A SKULL IN CONNEMARA
by Martin McDonagh
Western Theatre Conspiracy
Waterfront Theatre, Granville Island
June 2-18
$22/$16
604-257-0366 or www.festivalboxoffice.com

Martin McDonagh won’t likely win any awards from chambers of commerce or bureaus of tourism in the remote northwest of Ireland where he sets his bleak, violent comedies of contemporary Irish life. But the plays themselves, including The Cripple of Inishmaan and The Beauty Queen of Leenane, have garnered multiple prizes and made McDonagh, a Londoner born to Irish parents, hugely successful.
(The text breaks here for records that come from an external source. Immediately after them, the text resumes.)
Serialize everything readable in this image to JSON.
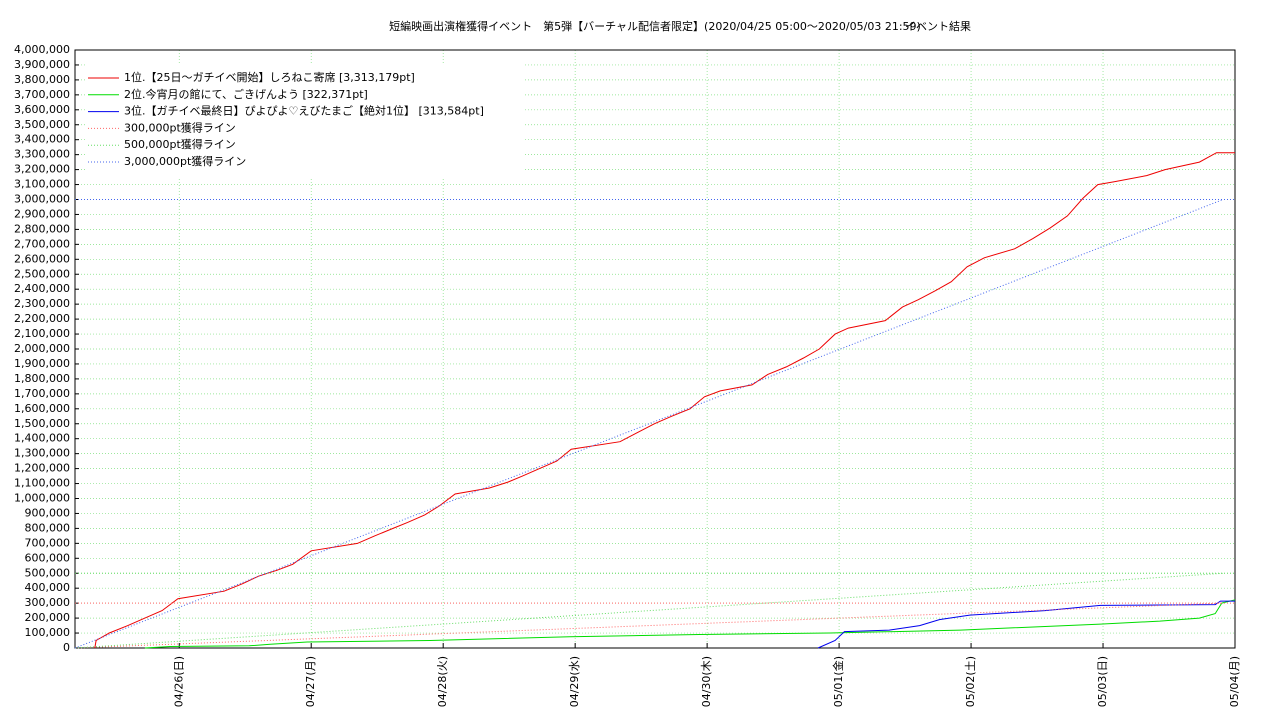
{
  "chart_data": {
    "type": "line",
    "title": "短編映画出演権獲得イベント　第5弾【バーチャル配信者限定】(2020/04/25 05:00〜2020/05/03 21:59)",
    "subtitle": "イベント結果",
    "xlim": [
      0.21,
      9.0
    ],
    "xticks": [
      {
        "value": 1,
        "label": "04/26(日)"
      },
      {
        "value": 2,
        "label": "04/27(月)"
      },
      {
        "value": 3,
        "label": "04/28(火)"
      },
      {
        "value": 4,
        "label": "04/29(水)"
      },
      {
        "value": 5,
        "label": "04/30(木)"
      },
      {
        "value": 6,
        "label": "05/01(金)"
      },
      {
        "value": 7,
        "label": "05/02(土)"
      },
      {
        "value": 8,
        "label": "05/03(日)"
      },
      {
        "value": 9,
        "label": "05/04(月)"
      }
    ],
    "ylim": [
      0,
      4000000
    ],
    "yticks": [
      0,
      {
        "value": 100000,
        "label": "100,000"
      },
      {
        "value": 200000,
        "label": "200,000"
      },
      {
        "value": 300000,
        "label": "300,000"
      },
      {
        "value": 400000,
        "label": "400,000"
      },
      {
        "value": 500000,
        "label": "500,000"
      },
      {
        "value": 600000,
        "label": "600,000"
      },
      {
        "value": 700000,
        "label": "700,000"
      },
      {
        "value": 800000,
        "label": "800,000"
      },
      {
        "value": 900000,
        "label": "900,000"
      },
      {
        "value": 1000000,
        "label": "1,000,000"
      },
      {
        "value": 1100000,
        "label": "1,100,000"
      },
      {
        "value": 1200000,
        "label": "1,200,000"
      },
      {
        "value": 1300000,
        "label": "1,300,000"
      },
      {
        "value": 1400000,
        "label": "1,400,000"
      },
      {
        "value": 1500000,
        "label": "1,500,000"
      },
      {
        "value": 1600000,
        "label": "1,600,000"
      },
      {
        "value": 1700000,
        "label": "1,700,000"
      },
      {
        "value": 1800000,
        "label": "1,800,000"
      },
      {
        "value": 1900000,
        "label": "1,900,000"
      },
      {
        "value": 2000000,
        "label": "2,000,000"
      },
      {
        "value": 2100000,
        "label": "2,100,000"
      },
      {
        "value": 2200000,
        "label": "2,200,000"
      },
      {
        "value": 2300000,
        "label": "2,300,000"
      },
      {
        "value": 2400000,
        "label": "2,400,000"
      },
      {
        "value": 2500000,
        "label": "2,500,000"
      },
      {
        "value": 2600000,
        "label": "2,600,000"
      },
      {
        "value": 2700000,
        "label": "2,700,000"
      },
      {
        "value": 2800000,
        "label": "2,800,000"
      },
      {
        "value": 2900000,
        "label": "2,900,000"
      },
      {
        "value": 3000000,
        "label": "3,000,000"
      },
      {
        "value": 3100000,
        "label": "3,100,000"
      },
      {
        "value": 3200000,
        "label": "3,200,000"
      },
      {
        "value": 3300000,
        "label": "3,300,000"
      },
      {
        "value": 3400000,
        "label": "3,400,000"
      },
      {
        "value": 3500000,
        "label": "3,500,000"
      },
      {
        "value": 3600000,
        "label": "3,600,000"
      },
      {
        "value": 3700000,
        "label": "3,700,000"
      },
      {
        "value": 3800000,
        "label": "3,800,000"
      },
      {
        "value": 3900000,
        "label": "3,900,000"
      },
      {
        "value": 4000000,
        "label": "4,000,000"
      }
    ],
    "grid": true,
    "legend": "top-left",
    "series": [
      {
        "name": "1位.【25日〜ガチイベ開始】しろねこ寄席 [3,313,179pt]",
        "color": "#ee0000",
        "style": "solid",
        "x": [
          0.36,
          0.37,
          0.47,
          0.61,
          0.74,
          0.87,
          0.99,
          1.34,
          1.48,
          1.6,
          1.74,
          1.86,
          2.0,
          2.35,
          2.48,
          2.62,
          2.73,
          2.86,
          2.97,
          3.09,
          3.35,
          3.49,
          3.6,
          3.73,
          3.86,
          3.97,
          4.34,
          4.47,
          4.6,
          4.73,
          4.87,
          4.98,
          5.1,
          5.34,
          5.46,
          5.6,
          5.73,
          5.85,
          5.97,
          6.07,
          6.35,
          6.48,
          6.6,
          6.73,
          6.85,
          6.97,
          7.1,
          7.33,
          7.47,
          7.6,
          7.73,
          7.85,
          7.96,
          8.09,
          8.33,
          8.47,
          8.73,
          8.86,
          9.0
        ],
        "values": [
          0,
          50000,
          100000,
          150000,
          200000,
          250000,
          330000,
          380000,
          430000,
          480000,
          520000,
          560000,
          650000,
          700000,
          750000,
          800000,
          840000,
          890000,
          950000,
          1030000,
          1070000,
          1110000,
          1150000,
          1200000,
          1250000,
          1330000,
          1380000,
          1440000,
          1500000,
          1550000,
          1600000,
          1680000,
          1720000,
          1760000,
          1830000,
          1880000,
          1940000,
          2000000,
          2100000,
          2140000,
          2190000,
          2280000,
          2330000,
          2390000,
          2450000,
          2550000,
          2610000,
          2670000,
          2740000,
          2810000,
          2890000,
          3010000,
          3100000,
          3120000,
          3160000,
          3200000,
          3250000,
          3313179,
          3313179
        ]
      },
      {
        "name": "2位.今宵月の館にて、ごきげんよう [322,371pt]",
        "color": "#00dd00",
        "style": "solid",
        "x": [
          0.74,
          0.93,
          1.53,
          1.69,
          1.97,
          2.9,
          3.96,
          4.94,
          5.93,
          6.92,
          7.98,
          8.43,
          8.73,
          8.85,
          8.9,
          9.0
        ],
        "values": [
          0,
          10000,
          15000,
          25000,
          40000,
          50000,
          75000,
          90000,
          100000,
          120000,
          160000,
          180000,
          200000,
          230000,
          300000,
          322371
        ]
      },
      {
        "name": "3位.【ガチイベ最終日】ぴよぴよ♡えびたまご【絶対1位】 [313,584pt]",
        "color": "#0000ee",
        "style": "solid",
        "x": [
          5.84,
          5.97,
          6.04,
          6.38,
          6.61,
          6.76,
          6.99,
          7.56,
          7.98,
          8.85,
          8.89,
          9.0
        ],
        "values": [
          0,
          50000,
          110000,
          120000,
          150000,
          190000,
          220000,
          250000,
          285000,
          290000,
          313584,
          313584
        ]
      },
      {
        "name": "300,000pt獲得ライン",
        "color": "#ff6666",
        "style": "dotted",
        "x": [
          0.21,
          8.91
        ],
        "values": [
          0,
          300000
        ]
      },
      {
        "name": "500,000pt獲得ライン",
        "color": "#66dd66",
        "style": "dotted",
        "x": [
          0.21,
          8.91
        ],
        "values": [
          0,
          500000
        ]
      },
      {
        "name": "3,000,000pt獲得ライン",
        "color": "#4466ee",
        "style": "dotted",
        "x": [
          0.21,
          8.91
        ],
        "values": [
          0,
          3000000
        ]
      }
    ]
  }
}
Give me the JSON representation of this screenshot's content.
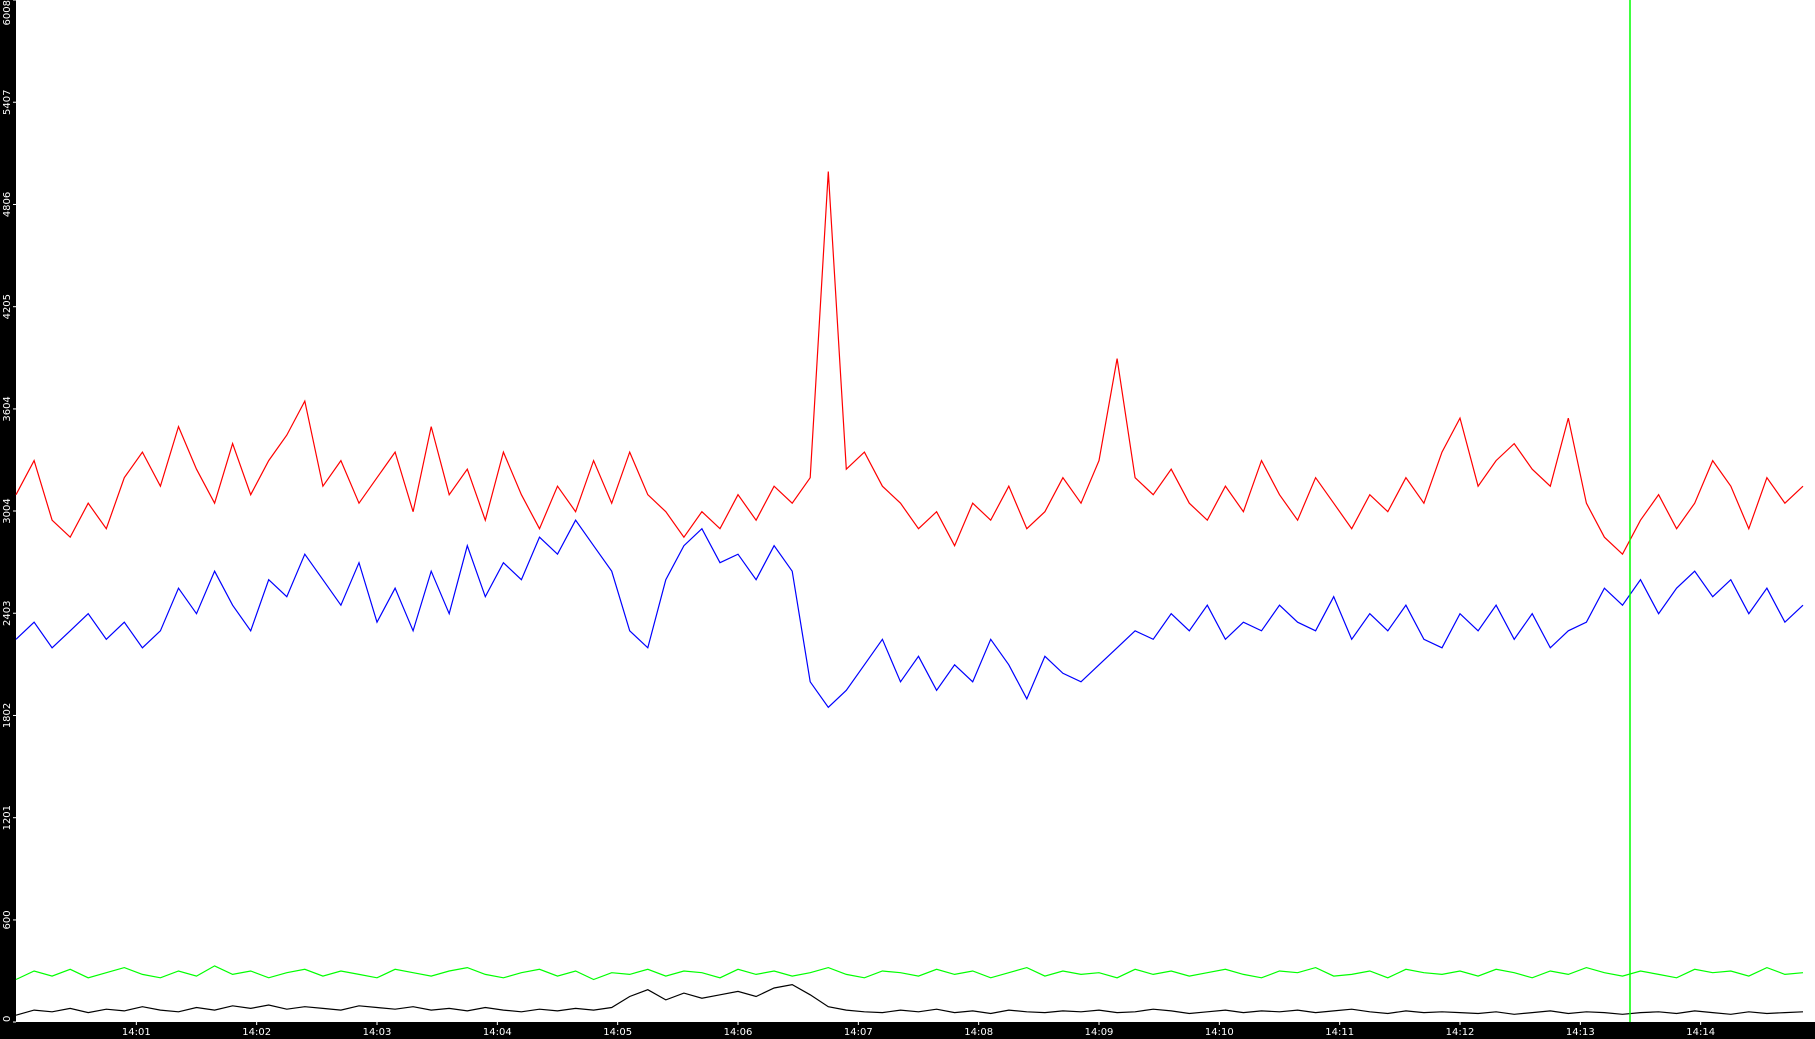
{
  "chart_data": {
    "type": "line",
    "x": [
      840,
      840.15,
      840.3,
      840.45,
      840.6,
      840.75,
      840.9,
      841.05,
      841.2,
      841.35,
      841.5,
      841.65,
      841.8,
      841.95,
      842.1,
      842.25,
      842.4,
      842.55,
      842.7,
      842.85,
      843,
      843.15,
      843.3,
      843.45,
      843.6,
      843.75,
      843.9,
      844.05,
      844.2,
      844.35,
      844.5,
      844.65,
      844.8,
      844.95,
      845.1,
      845.25,
      845.4,
      845.55,
      845.7,
      845.85,
      846,
      846.15,
      846.3,
      846.45,
      846.6,
      846.75,
      846.9,
      847.05,
      847.2,
      847.35,
      847.5,
      847.65,
      847.8,
      847.95,
      848.1,
      848.25,
      848.4,
      848.55,
      848.7,
      848.85,
      849,
      849.15,
      849.3,
      849.45,
      849.6,
      849.75,
      849.9,
      850.05,
      850.2,
      850.35,
      850.5,
      850.65,
      850.8,
      850.95,
      851.1,
      851.25,
      851.4,
      851.55,
      851.7,
      851.85,
      852,
      852.15,
      852.3,
      852.45,
      852.6,
      852.75,
      852.9,
      853.05,
      853.2,
      853.35,
      853.5,
      853.65,
      853.8,
      853.95,
      854.1,
      854.25,
      854.4,
      854.55,
      854.7,
      854.85
    ],
    "series": [
      {
        "color": "#ff0000",
        "values": [
          3100,
          3300,
          2950,
          2850,
          3050,
          2900,
          3200,
          3350,
          3150,
          3500,
          3250,
          3050,
          3400,
          3100,
          3300,
          3450,
          3650,
          3150,
          3300,
          3050,
          3200,
          3350,
          3000,
          3500,
          3100,
          3250,
          2950,
          3350,
          3100,
          2900,
          3150,
          3000,
          3300,
          3050,
          3350,
          3100,
          3000,
          2850,
          3000,
          2900,
          3100,
          2950,
          3150,
          3050,
          3200,
          5000,
          3250,
          3350,
          3150,
          3050,
          2900,
          3000,
          2800,
          3050,
          2950,
          3150,
          2900,
          3000,
          3200,
          3050,
          3300,
          3900,
          3200,
          3100,
          3250,
          3050,
          2950,
          3150,
          3000,
          3300,
          3100,
          2950,
          3200,
          3050,
          2900,
          3100,
          3000,
          3200,
          3050,
          3350,
          3550,
          3150,
          3300,
          3400,
          3250,
          3150,
          3550,
          3050,
          2850,
          2750,
          2950,
          3100,
          2900,
          3050,
          3300,
          3150,
          2900,
          3200,
          3050,
          3150
        ]
      },
      {
        "color": "#0000ff",
        "values": [
          2250,
          2350,
          2200,
          2300,
          2400,
          2250,
          2350,
          2200,
          2300,
          2550,
          2400,
          2650,
          2450,
          2300,
          2600,
          2500,
          2750,
          2600,
          2450,
          2700,
          2350,
          2550,
          2300,
          2650,
          2400,
          2800,
          2500,
          2700,
          2600,
          2850,
          2750,
          2950,
          2800,
          2650,
          2300,
          2200,
          2600,
          2800,
          2900,
          2700,
          2750,
          2600,
          2800,
          2650,
          2000,
          1850,
          1950,
          2100,
          2250,
          2000,
          2150,
          1950,
          2100,
          2000,
          2250,
          2100,
          1900,
          2150,
          2050,
          2000,
          2100,
          2200,
          2300,
          2250,
          2400,
          2300,
          2450,
          2250,
          2350,
          2300,
          2450,
          2350,
          2300,
          2500,
          2250,
          2400,
          2300,
          2450,
          2250,
          2200,
          2400,
          2300,
          2450,
          2250,
          2400,
          2200,
          2300,
          2350,
          2550,
          2450,
          2600,
          2400,
          2550,
          2650,
          2500,
          2600,
          2400,
          2550,
          2350,
          2450
        ]
      },
      {
        "color": "#00ff00",
        "values": [
          250,
          300,
          270,
          310,
          260,
          290,
          320,
          280,
          260,
          300,
          270,
          330,
          280,
          300,
          260,
          290,
          310,
          270,
          300,
          280,
          260,
          310,
          290,
          270,
          300,
          320,
          280,
          260,
          290,
          310,
          270,
          300,
          250,
          290,
          280,
          310,
          270,
          300,
          290,
          260,
          310,
          280,
          300,
          270,
          290,
          320,
          280,
          260,
          300,
          290,
          270,
          310,
          280,
          300,
          260,
          290,
          320,
          270,
          300,
          280,
          290,
          260,
          310,
          280,
          300,
          270,
          290,
          310,
          280,
          260,
          300,
          290,
          320,
          270,
          280,
          300,
          260,
          310,
          290,
          280,
          300,
          270,
          310,
          290,
          260,
          300,
          280,
          320,
          290,
          270,
          300,
          280,
          260,
          310,
          290,
          300,
          270,
          320,
          280,
          290
        ]
      },
      {
        "color": "#000000",
        "values": [
          40,
          70,
          60,
          80,
          55,
          75,
          65,
          90,
          70,
          60,
          85,
          70,
          95,
          80,
          100,
          75,
          90,
          80,
          70,
          95,
          85,
          75,
          90,
          70,
          80,
          65,
          85,
          70,
          60,
          75,
          65,
          80,
          70,
          85,
          150,
          190,
          130,
          170,
          140,
          160,
          180,
          150,
          200,
          220,
          160,
          90,
          70,
          60,
          55,
          70,
          60,
          75,
          55,
          65,
          50,
          70,
          60,
          55,
          65,
          60,
          70,
          55,
          60,
          75,
          65,
          50,
          60,
          70,
          55,
          65,
          60,
          70,
          55,
          65,
          75,
          60,
          50,
          65,
          55,
          60,
          55,
          50,
          60,
          45,
          55,
          65,
          50,
          60,
          55,
          45,
          55,
          60,
          50,
          65,
          55,
          45,
          60,
          50,
          55,
          60
        ]
      }
    ],
    "xlim": [
      840,
      854.95
    ],
    "xticks": [
      {
        "value": 841,
        "label": "14:01"
      },
      {
        "value": 842,
        "label": "14:02"
      },
      {
        "value": 843,
        "label": "14:03"
      },
      {
        "value": 844,
        "label": "14:04"
      },
      {
        "value": 845,
        "label": "14:05"
      },
      {
        "value": 846,
        "label": "14:06"
      },
      {
        "value": 847,
        "label": "14:07"
      },
      {
        "value": 848,
        "label": "14:08"
      },
      {
        "value": 849,
        "label": "14:09"
      },
      {
        "value": 850,
        "label": "14:10"
      },
      {
        "value": 851,
        "label": "14:11"
      },
      {
        "value": 852,
        "label": "14:12"
      },
      {
        "value": 853,
        "label": "14:13"
      },
      {
        "value": 854,
        "label": "14:14"
      }
    ],
    "ylim": [
      0,
      6008
    ],
    "yticks": [
      0,
      600,
      1201,
      1802,
      2403,
      3004,
      3604,
      4205,
      4806,
      5407,
      6008
    ]
  }
}
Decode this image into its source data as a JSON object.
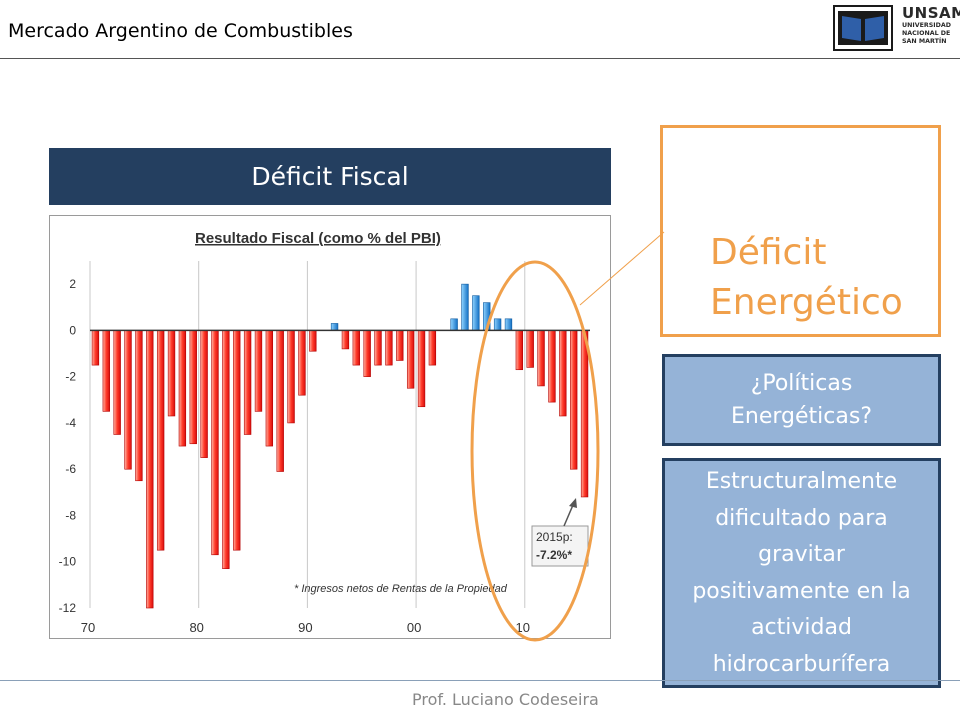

Often compared to Irish master playwright John Synge for his plays’ ironies, settings and rich dialect, McDonagh cites as his actual models David Mamet and Quentin Tarantino. A Skull in Connemara shows the influence of all three, capturing small-time Irish men and women through the prism of booze and blarney, petty ambition, casual violence and hilariously absurd dialogue.

Richard Wolfe’s Western Theatre Conspiracy production brings McDonagh’s world vividly alive in all its dark comic grotesquery.

Rural Connemara is nowheresville, a place so backward that once every year Mick Dowd (William Samples) digs up the bones of the dead from the local churchyard to make room for new corpses. This year’s bones include those of his own wife, killed seven years earlier in an accident caused by his “drink driving.”

Mostly, Mick sits in his shack drinking poteen and gossiping with neighbour Maryjohnny (Wendy Morrow Donaldson), a bingo addict who sells “idjit Yanks” phony memorabilia from a locally shot John Wayne movie. Mick’s assistant at the graveyard is Maryjohnny’s feckless, angry, none too bright teenage grandson Mairtin (Johann Helf), whose claim to fame is once having cooked a live hamster. They’re joined by Mairtin’s bullying older brother (Adam Henderson), a constable who aspires to solve major crimes like his TV idol, Quincy.

Mysteries abound, including rumours that Mick’s wife’s death might have been murder. But where is her body? And whatever happens to those bones after he digs them up?

The plot takes some delirious twists and turns but the main pleasures of this piece are its gloriously absurd language and texture. The churchyard scene evokes Shakespeare’s gravediggers unearthing Yorick’s skull. But instead of Hamlet’s philosophizing, McDonagh has Mairtin thoughtfully observing, “You can stick yer fingers right in their eyes,” and wondering, “Where does yer t’ing go when you die?”

Later, we watch Mick demonstrate how to avoid drowning in your own vomit when you go to bed drunk, and hear an argument about whether you can write out a murder confession with a fluorescent bingo pen.

The acting is terrific, especially by the three men who deliver all the comic colours of the richly vulgar colloquial speech with its “feckin’” this and “feckin’” that. Kudos to David Roberts’ moody set with its working graveyard and to stage manager Anne Taylor who has to rebury the dead after every show and clean up the shards of skulls smashed to smithereens in the drunken orgy of violence that pretty much sums up a typical Saturday night in Connemara.